Mas não é sobre isto que me queria debruçar hoje. Creio que era também Adolf Loos que dizia que um edifício é tanto melhor quanto mais fácil for de ser explicado. Esta afirmação, que se enquadra perfeitamente no restante discurso do arquitecto austríaco, parece, hoje em dia, paradoxal e contraditória. Já uma vez me referi aqui a isso. Com efeito, ao olhamos para edifícios recentes de aspecto bastante simples, quase minimalista, não conseguimos identificá-los com a verborreia que o seu autor usa para os descrever. Não seria lógico que um edifício simples fosse explicado de uma forma também ela simples? Não acham os arquitectos minimalistas a simplicidade uma qualidade em todos os aspectos?

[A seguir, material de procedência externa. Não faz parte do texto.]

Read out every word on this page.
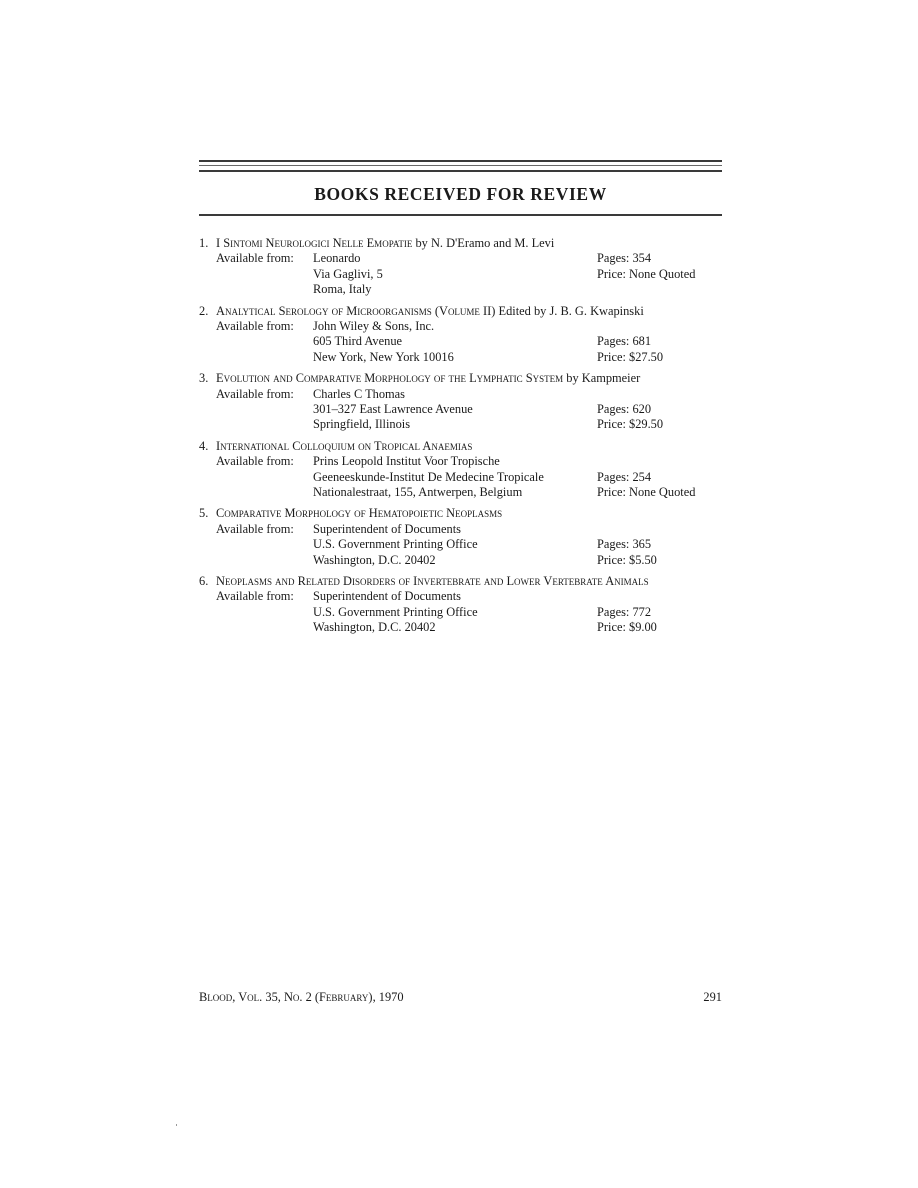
BOOKS RECEIVED FOR REVIEW
1. I Sintomi Neurologici Nelle Emopatie by N. D'Eramo and M. Levi
Available from: Leonardo	Pages: 354
Via Gaglivi, 5	Price: None Quoted
Roma, Italy
2. Analytical Serology of Microorganisms (Volume II) Edited by J. B. G. Kwapinski
Available from: John Wiley & Sons, Inc.
605 Third Avenue	Pages: 681
New York, New York 10016	Price: $27.50
3. Evolution and Comparative Morphology of the Lymphatic System by Kampmeier
Available from: Charles C Thomas
301–327 East Lawrence Avenue	Pages: 620
Springfield, Illinois	Price: $29.50
4. International Colloquium on Tropical Anaemias
Available from: Prins Leopold Institut Voor Tropische
Geeneeskunde-Institut De Medecine Tropicale	Pages: 254
Nationalestraat, 155, Antwerpen, Belgium	Price: None Quoted
5. Comparative Morphology of Hematopoietic Neoplasms
Available from: Superintendent of Documents
U.S. Government Printing Office	Pages: 365
Washington, D.C. 20402	Price: $5.50
6. Neoplasms and Related Disorders of Invertebrate and Lower Vertebrate Animals
Available from: Superintendent of Documents
U.S. Government Printing Office	Pages: 772
Washington, D.C. 20402	Price: $9.00
Blood, Vol. 35, No. 2 (February), 1970	291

Houve quem, na profissão, não achasse, como é o caso de Robert Venturi, que defendia a complexidade da obra arquitectónica no seu livro Complexidade e contradição em arquitectura, amplamente justificada pelos exemplos históricos que apontava. Se o livro é interessante já o mesmo não acho da obra deste arquitecto, embora coerente. Mas é paradoxal - e pedagógica! - a forma simples como Venturi fala de complexidade... De qualquer modo não é isso que está em causa - se a arquitectura deve ser simples ou complexa: é a articulação entre a obra e o discurso que a suporta.
E não me venham com argumentos do tipo "é simples na forma mas complexa no conteúdo e nas relações que estabelece"! Se se conseguiu sintetizar a obra, limpá-la, o mesmo deve acontecer com o discurso. Uma sala com vista para o mar é uma sala com vista para o mar e uma retrete é uma retrete. Se o discurso não consegue ser simples então duas coisas podem suceder: a) ou o arquitecto não encontra justificação plausível para a sua obra, ou seja, não sabe porque a fez assim; b) ou a dificuldade que tem em falar/escrever é a mesma que tem em arquitectar. Faz-me lembrar alguns críticos de arte que vêem coisas que mais ninguém vê; só não vêem o Obvious...
* Acrónimo para Keep it simple, stupid!